Predicting site water balance of a phytocapped landfill site using Hydrus 1D model

Municipal Solid Waste (MSW) generation is a threat to the environment frommodern living. In Australia, up to 95% of the waste is placed in landfills at par with the global statistics. Landfills mostly contain putrescible wastes that cause environmental hazards due to leachate generation and methane gas emission. Irrespective of the stringent guidelines and new technologies for reducing these impacts, many landfills in Australia are barely equipped because they are expensive and not feasible for small and medium sized landfills. Various types of capping systems are also promoted as a postclosure remedy for completed landfills to isolate the buried waste from outside environment, mainly water. Environmental Protection Agency (EPA) in Australia has prescribed the use of clay caps to minimise percolation of water into the waste.

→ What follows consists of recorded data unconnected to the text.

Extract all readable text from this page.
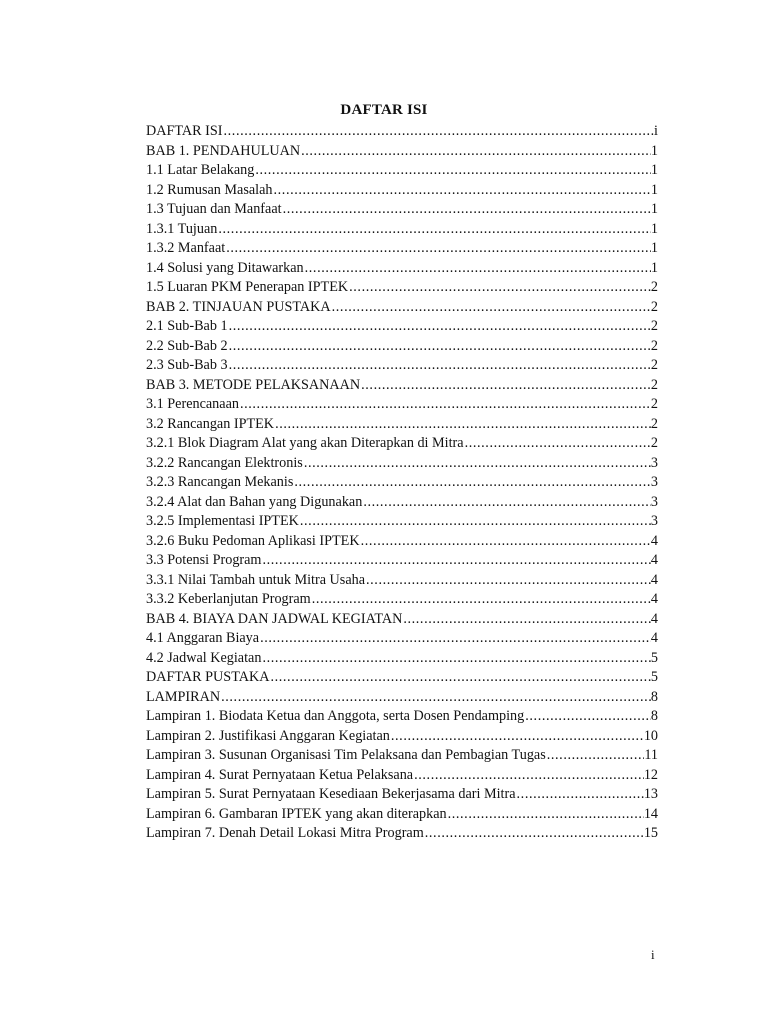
DAFTAR ISI
DAFTAR ISI .....	i
BAB 1. PENDAHULUAN .....	1
1.1 Latar Belakang .....	1
1.2 Rumusan Masalah .....	1
1.3 Tujuan dan Manfaat .....	1
1.3.1 Tujuan .....	1
1.3.2 Manfaat .....	1
1.4 Solusi yang Ditawarkan .....	1
1.5 Luaran PKM Penerapan IPTEK .....	2
BAB 2. TINJAUAN PUSTAKA .....	2
2.1 Sub-Bab 1 .....	2
2.2 Sub-Bab 2 .....	2
2.3 Sub-Bab 3 .....	2
BAB 3. METODE PELAKSANAAN .....	2
3.1 Perencanaan .....	2
3.2 Rancangan IPTEK .....	2
3.2.1 Blok Diagram Alat yang akan Diterapkan di Mitra .....	2
3.2.2 Rancangan Elektronis .....	3
3.2.3 Rancangan Mekanis .....	3
3.2.4 Alat dan Bahan yang Digunakan .....	3
3.2.5 Implementasi IPTEK .....	3
3.2.6 Buku Pedoman Aplikasi IPTEK .....	4
3.3 Potensi Program .....	4
3.3.1 Nilai Tambah untuk Mitra Usaha .....	4
3.3.2 Keberlanjutan Program .....	4
BAB 4. BIAYA DAN JADWAL KEGIATAN .....	4
4.1 Anggaran Biaya .....	4
4.2 Jadwal Kegiatan .....	5
DAFTAR PUSTAKA .....	5
LAMPIRAN .....	8
Lampiran 1. Biodata Ketua dan Anggota, serta Dosen Pendamping .....	8
Lampiran 2. Justifikasi Anggaran Kegiatan .....	10
Lampiran 3. Susunan Organisasi Tim Pelaksana dan Pembagian Tugas .....	11
Lampiran 4. Surat Pernyataan Ketua Pelaksana .....	12
Lampiran 5. Surat Pernyataan Kesediaan Bekerjasama dari Mitra .....	13
Lampiran 6. Gambaran IPTEK yang akan diterapkan .....	14
Lampiran 7. Denah Detail Lokasi Mitra Program .....	15
i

Clay caps on the other hand are often found to fail over longer term due to cracking and do not allow optimal interaction of methane with oxygen, which is a must for methane oxidation. Hence a new technology called „Phytocapping‟ was trialled in; Rockhampton, Australia using 21 different tree species over two different soil depths (viz. Thin cap; 700mm and Thick cap; 1400 mm). The percolation rate was measured using HYDRUS 1D software for two different scenarios (with and without vegetation) for the thick and thin caps respectively. Results from modelling clearly demonstrate the importance of the type of vegetation in a phytocap. Results also suggest that a thick cap (570 mm) has better water retention capacity than a thin cap (330 mm). Similarly, simulations incorporating15 years meteorological data showed lower percolation rates (16.7 mm yr-1) for thick cap than thin cap (23.8 mm yr-1).